Abstract: FR-PO744
Impact of Blood Pressure on Mortality in Patients Undergoing Peritoneal Dialysis
Session Information
- Hypertension and CVD: Clinical, Outcomes, Trials
November 04, 2022 | Location: Exhibit Hall, Orange County Convention Center‚ West Building
Abstract Time: 10:00 AM - 12:00 PM
Category: Hypertension and CVD
- 1502 Hypertension and CVD: Clinical‚ Outcomes‚ and Trials
Authors
- Kim, Jwa-kyung, Hallym University Sacred Heart Hospital, Anyang, Gyeonggi-do, Korea (the Republic of)
- Lee, Dong Hee, Hallym University Sacred Heart Hospital, Anyang, Gyeonggi-do, Korea (the Republic of)
- Kim, Sungmin, Hallym University Sacred Heart Hospital, Anyang, Gyeonggi-do, Korea (the Republic of)

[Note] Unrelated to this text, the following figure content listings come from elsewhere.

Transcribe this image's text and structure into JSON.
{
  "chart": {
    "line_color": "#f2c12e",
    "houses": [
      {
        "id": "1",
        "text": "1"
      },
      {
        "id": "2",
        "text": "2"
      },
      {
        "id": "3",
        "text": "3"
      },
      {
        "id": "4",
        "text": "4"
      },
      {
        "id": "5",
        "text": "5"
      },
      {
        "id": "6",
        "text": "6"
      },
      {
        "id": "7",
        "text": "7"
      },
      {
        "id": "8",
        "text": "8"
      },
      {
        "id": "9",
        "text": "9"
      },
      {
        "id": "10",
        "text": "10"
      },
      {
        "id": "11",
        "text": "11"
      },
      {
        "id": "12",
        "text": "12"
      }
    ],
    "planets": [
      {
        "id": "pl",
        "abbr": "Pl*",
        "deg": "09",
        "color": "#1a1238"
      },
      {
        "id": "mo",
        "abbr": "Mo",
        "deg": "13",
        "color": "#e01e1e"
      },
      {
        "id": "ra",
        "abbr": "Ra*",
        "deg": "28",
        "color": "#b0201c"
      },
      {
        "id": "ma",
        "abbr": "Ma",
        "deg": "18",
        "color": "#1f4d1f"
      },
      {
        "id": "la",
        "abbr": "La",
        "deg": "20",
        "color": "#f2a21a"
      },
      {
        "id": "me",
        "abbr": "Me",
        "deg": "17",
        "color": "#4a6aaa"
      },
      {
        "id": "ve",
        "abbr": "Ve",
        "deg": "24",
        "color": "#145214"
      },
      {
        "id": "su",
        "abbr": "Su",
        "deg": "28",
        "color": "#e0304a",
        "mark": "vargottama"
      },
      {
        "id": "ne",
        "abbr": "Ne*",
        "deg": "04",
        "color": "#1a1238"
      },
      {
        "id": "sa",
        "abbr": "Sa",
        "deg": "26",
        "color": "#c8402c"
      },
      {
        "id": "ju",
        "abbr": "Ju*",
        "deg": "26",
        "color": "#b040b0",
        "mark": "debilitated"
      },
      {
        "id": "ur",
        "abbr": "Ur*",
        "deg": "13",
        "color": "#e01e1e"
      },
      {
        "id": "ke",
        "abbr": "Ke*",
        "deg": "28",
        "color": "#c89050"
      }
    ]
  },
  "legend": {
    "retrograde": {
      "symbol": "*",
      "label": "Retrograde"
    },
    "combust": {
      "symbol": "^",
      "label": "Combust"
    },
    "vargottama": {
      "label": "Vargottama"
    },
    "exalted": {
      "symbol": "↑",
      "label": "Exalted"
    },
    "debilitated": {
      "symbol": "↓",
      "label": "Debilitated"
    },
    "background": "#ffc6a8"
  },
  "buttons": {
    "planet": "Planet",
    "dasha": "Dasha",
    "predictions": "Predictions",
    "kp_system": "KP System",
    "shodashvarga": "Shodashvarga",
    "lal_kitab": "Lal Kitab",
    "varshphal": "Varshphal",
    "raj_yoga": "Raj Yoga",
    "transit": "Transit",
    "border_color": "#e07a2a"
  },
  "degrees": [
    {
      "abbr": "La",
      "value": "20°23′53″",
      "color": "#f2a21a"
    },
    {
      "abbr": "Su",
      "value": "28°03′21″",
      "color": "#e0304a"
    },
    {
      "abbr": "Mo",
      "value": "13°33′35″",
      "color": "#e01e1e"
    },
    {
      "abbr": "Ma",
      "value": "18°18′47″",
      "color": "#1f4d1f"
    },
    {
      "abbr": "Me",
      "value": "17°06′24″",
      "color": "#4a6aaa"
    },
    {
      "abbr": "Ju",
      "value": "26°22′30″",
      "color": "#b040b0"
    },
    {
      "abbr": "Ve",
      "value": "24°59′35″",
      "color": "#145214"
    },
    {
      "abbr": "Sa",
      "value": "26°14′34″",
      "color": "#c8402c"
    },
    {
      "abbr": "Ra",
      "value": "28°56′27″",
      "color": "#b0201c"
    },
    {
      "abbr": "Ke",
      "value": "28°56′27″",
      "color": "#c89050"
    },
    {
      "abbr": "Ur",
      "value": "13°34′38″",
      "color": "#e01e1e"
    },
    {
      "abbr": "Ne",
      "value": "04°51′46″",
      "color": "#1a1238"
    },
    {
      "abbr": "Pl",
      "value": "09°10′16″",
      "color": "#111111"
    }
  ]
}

- Kim, Sung Gyun, Hallym University Sacred Heart Hospital, Anyang, Gyeonggi-do, Korea (the Republic of)
Background
A recent KDIGO guideline recommends intensive blood pressure (BP) control in chronic kidney disease. However, no consensus on the optimal BP has been made in the dialysis population. With a well-characterized peritoneal dialysis (PD) cohort, we evaluated the impact of BP on long-term mortality.
Methods
With the incident PD patients who had more than 6 months' follow-up between 2000 to 2019 (n=490), the relationship between BP and mortality rate adjusting for age, sex, BMI, and comorbidities was analyzed. Mean BP levels at 3-6 months after PD initiation were studied for predicting all-cause mortality as well as fatal and non-fatal cardiovascular (CV) events.
Results
During the median PD duration of 40 months (IQR, 22 to 66), the mortality rate was 50.3 per 1000 patient-year (102 cases). Overall, the survival rates were much better than previously known; the 3-. 5- and 10-year patient survival rate was 87.6%, 79.1%, and 55.4%. It markedly differed according to the presence of diabetes; the 3, 5, and 10-year mortality were 84%, 71.4%, and 40.7% in diabetes and 92%, 89.0 %, and 74% in non-diabetes, respectively (p<0.001). In multivariate Cox proportional hazard modeling, the risk of death had a U-curved association with systolic BP (SBP) with a nadir between 120 and 140 mmHg. Based on this, the hazard ratios (HR, 95% confidence interval [CI]) for all-cause mortality with SBP <120 mmHg, 140-160 mmHg, and ≥160 mmHg were 3.3 (1.7-6.4), 1.68 (0.83-3.4), and 2.3 (1.1-4.9) after adjusting age, sex, diabetes, body mass index, and previous coronary artery diseases. Similarly, fatal and non-fatal CV risks were significantly increased when SBP <120 mmHg or ≥160 mmHg.
Conclusion
Patients who started PD in the 2000s showed improved survival rates than before. Low SBP < 120 mmHg showed the highest mortality risk. And high SBP > 160 mmHg was also associated with increased mortality even after adjusting for well-known risk factors.